Tokunaga delivered a broad presentation on the state of the imaging market addressing tariffs against China and Brexit in the United Kingdom. Both of these situations have created a lot of uncertainty.
He reinforced Yamashita’s message from ConvergX 2018 when he stated, “You are our trusted partners and your voice matters,” adding, “the power of Ricoh’s portfolio is our people.”
This was further clarified to mean it’s the combination of our technology, partnership, and people that define the Ricoh portfolio. The other key points in his message were:
It is the way we are embedded in our customer’s businesses so that we are positioned to listen and respond faster than any else.
Ricoh is stronger together with our RFG dealer partners – collaborating to deliver customer value.
Ricoh is profitable and well-positioned for the future and our dealer partners have been a major part of that success.
We conclude with our observations and comments that emanated from Steve Burger, head of engineering, vice president technology marketing. Having spent five years with Ricoh in Japan he described where Ricoh technology is going and what dealers can anticipate. He began by addressing what he referred to as a market transformation and the Ricoh approach to utilize the technology. He used the term “Dynamic Workplace Intelligence” to define where this technology will lead the company and its dealers in the coming months and years.
From practical developments such as a toner gauge to describing the MFP as an “edge device” that processes data near the edge of the network, he then shifted to a more marketing focus, addressing the importance of changing to a subscription-based business model. He also reinforced the importance of cloud migration now and adapting the Ricoh Dealer Playbook.
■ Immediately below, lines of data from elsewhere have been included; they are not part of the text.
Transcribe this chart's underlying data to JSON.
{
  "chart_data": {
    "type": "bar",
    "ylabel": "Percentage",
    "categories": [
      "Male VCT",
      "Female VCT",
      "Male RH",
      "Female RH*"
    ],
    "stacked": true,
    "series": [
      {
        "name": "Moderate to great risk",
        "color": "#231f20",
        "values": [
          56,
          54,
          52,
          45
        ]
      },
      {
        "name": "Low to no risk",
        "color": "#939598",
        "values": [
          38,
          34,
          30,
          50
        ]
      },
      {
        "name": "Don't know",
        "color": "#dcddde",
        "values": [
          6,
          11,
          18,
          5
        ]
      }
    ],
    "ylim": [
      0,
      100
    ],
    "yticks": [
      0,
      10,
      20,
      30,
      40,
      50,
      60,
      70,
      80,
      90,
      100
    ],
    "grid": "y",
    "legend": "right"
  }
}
Burger continued to cover a wide gamut of technology from DocuWare content management to showing customers a new way to address their problems with an emphasis on device management, security, voice commands in the office, as well as protecting and managing content. Burger made clear it was all about empowering the office.
Heather Loisel, chief marketing officer and Gavin Jordan-Smith, senior vice president, commercial and industrial printing business are both new to the company. (Please see the coverage of Ricoh at PRINTING United in our December-January issue when it launches later next week.). They did a first-rate job and covered the rest of the business spectrum.
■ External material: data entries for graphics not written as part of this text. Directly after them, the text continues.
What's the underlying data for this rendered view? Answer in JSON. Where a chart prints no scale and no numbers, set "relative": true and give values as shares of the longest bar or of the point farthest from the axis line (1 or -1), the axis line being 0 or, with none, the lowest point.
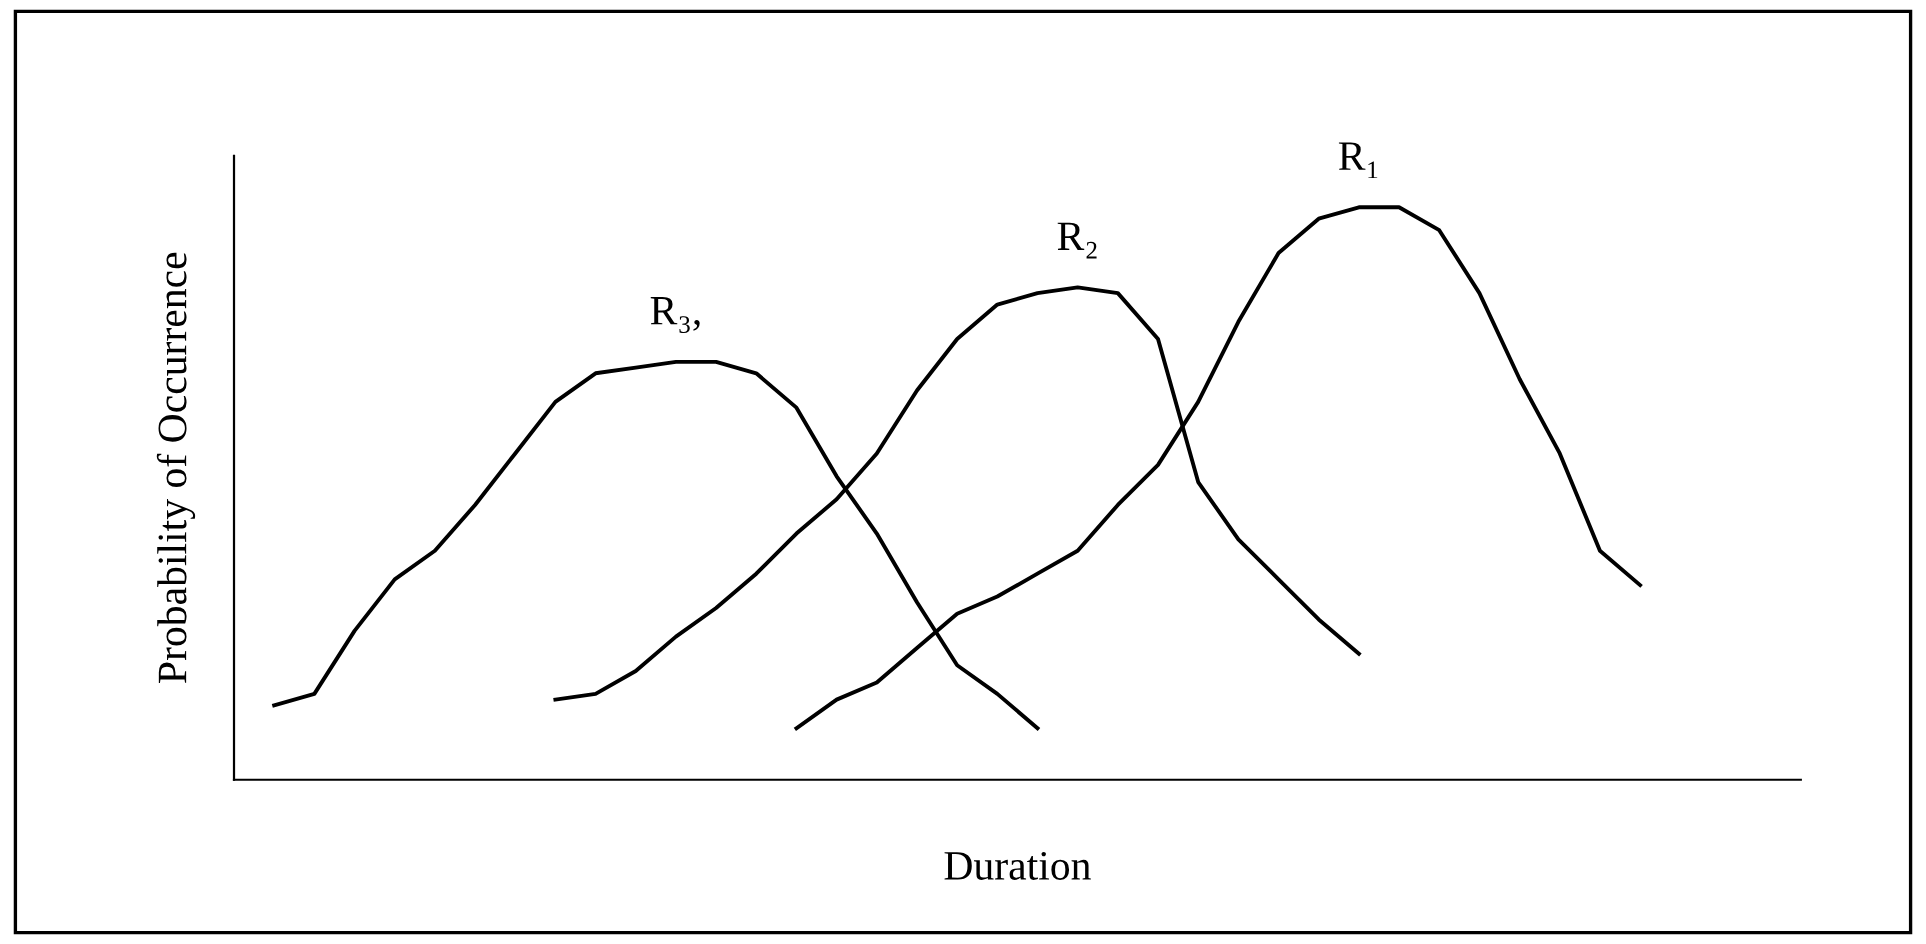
{
  "chart_data": {
    "type": "line",
    "relative": true,
    "xlabel": "Duration",
    "ylabel": "Probability of Occurrence",
    "categories": [
      null,
      null,
      null,
      null,
      null,
      null,
      null,
      null,
      null,
      null,
      null,
      null,
      null,
      null,
      null,
      null,
      null,
      null,
      null,
      null,
      null,
      null,
      null,
      null,
      null,
      null,
      null,
      null,
      null,
      null,
      null,
      null,
      null,
      null,
      null,
      null,
      null,
      null,
      null,
      null
    ],
    "series": [
      {
        "name": "R₃,",
        "color": "#000000",
        "values": [
          null,
          0.13,
          0.15,
          0.26,
          0.35,
          0.4,
          0.48,
          0.57,
          0.66,
          0.71,
          0.72,
          0.73,
          0.73,
          0.71,
          0.65,
          0.53,
          0.43,
          0.31,
          0.2,
          0.15,
          0.09,
          null,
          null,
          null,
          null,
          null,
          null,
          null,
          null,
          null,
          null,
          null,
          null,
          null,
          null,
          null,
          null,
          null,
          null,
          null
        ]
      },
      {
        "name": "R₂",
        "color": "#000000",
        "values": [
          null,
          null,
          null,
          null,
          null,
          null,
          null,
          null,
          0.14,
          0.15,
          0.19,
          0.25,
          0.3,
          0.36,
          0.43,
          0.49,
          0.57,
          0.68,
          0.77,
          0.83,
          0.85,
          0.86,
          0.85,
          0.77,
          0.52,
          0.42,
          0.35,
          0.28,
          0.22,
          null,
          null,
          null,
          null,
          null,
          null,
          null,
          null,
          null,
          null,
          null
        ]
      },
      {
        "name": "R₁",
        "color": "#000000",
        "values": [
          null,
          null,
          null,
          null,
          null,
          null,
          null,
          null,
          null,
          null,
          null,
          null,
          null,
          null,
          0.09,
          0.14,
          0.17,
          0.23,
          0.29,
          0.32,
          0.36,
          0.4,
          0.48,
          0.55,
          0.66,
          0.8,
          0.92,
          0.98,
          1.0,
          1.0,
          0.96,
          0.85,
          0.7,
          0.57,
          0.4,
          0.34,
          null,
          null,
          null,
          null
        ]
      }
    ],
    "legend": false,
    "grid": false,
    "marker": "none",
    "line_style": "solid"
  }
}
Another presenter was Dennis Dispenziere, vice president, business transformation and senior vice president of operations, who rounded out the Ricoh executives who addressed the audience.
Since our visit with Ricoh, Inc. in Japan in May 2018, we grow increasingly convinced that this company has chosen a direction that is providing positive results for them and their dealers. It began by selling off their SMB MIF to 21 Ricoh dealers. When we visited Japan we were told the company was investing 100 Billion Yen in imaging and production and industrial print. We saw the results of the production and industrial print investments at PRINTING United in October 2019.
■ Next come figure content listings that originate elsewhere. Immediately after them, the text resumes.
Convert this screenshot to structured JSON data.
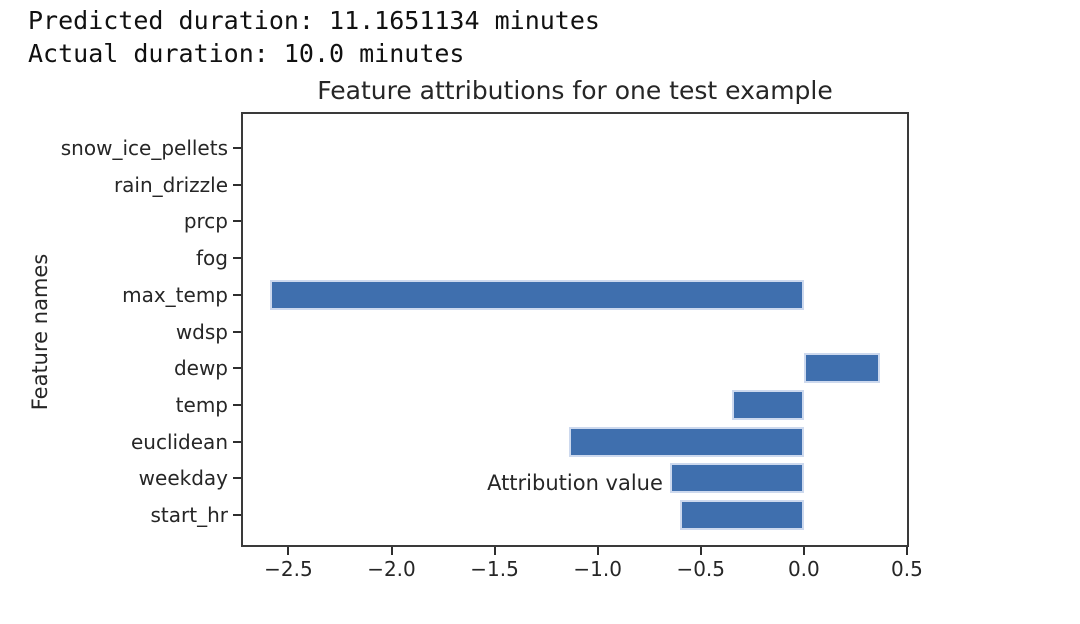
{
  "header": {
    "line1": "Predicted duration: 11.1651134 minutes",
    "line2": "Actual duration: 10.0 minutes"
  },
  "chart_data": {
    "type": "bar",
    "orientation": "horizontal",
    "title": "Feature attributions for one test example",
    "xlabel": "Attribution value",
    "ylabel": "Feature names",
    "categories_top_to_bottom": [
      "snow_ice_pellets",
      "rain_drizzle",
      "prcp",
      "fog",
      "max_temp",
      "wdsp",
      "dewp",
      "temp",
      "euclidean",
      "weekday",
      "start_hr"
    ],
    "values": [
      0,
      0,
      0,
      0,
      -2.59,
      0,
      0.37,
      -0.35,
      -1.14,
      -0.65,
      -0.6
    ],
    "xlim": [
      -2.73,
      0.51
    ],
    "xticks": [
      -2.5,
      -2.0,
      -1.5,
      -1.0,
      -0.5,
      0.0,
      0.5
    ],
    "xtick_labels": [
      "−2.5",
      "−2.0",
      "−1.5",
      "−1.0",
      "−0.5",
      "0.0",
      "0.5"
    ],
    "grid": false,
    "legend": null,
    "bar_color": "#3f6fae",
    "bar_edge_color": "#cdd9ee",
    "spine_color": "#3a3a3a",
    "text_color": "#262626"
  }
}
We heard the message in Japan, and once again in the U.S. that Ricoh was in a deep hole. It appears that they have dug their way out and are on strong footing to take the company to a new level.
Allow me to state my overall impression of this meeting. It was the right message, delivered at the right time, to the best possible audience. We certainly look forward to ConvergX 2020 to see how far they have come back.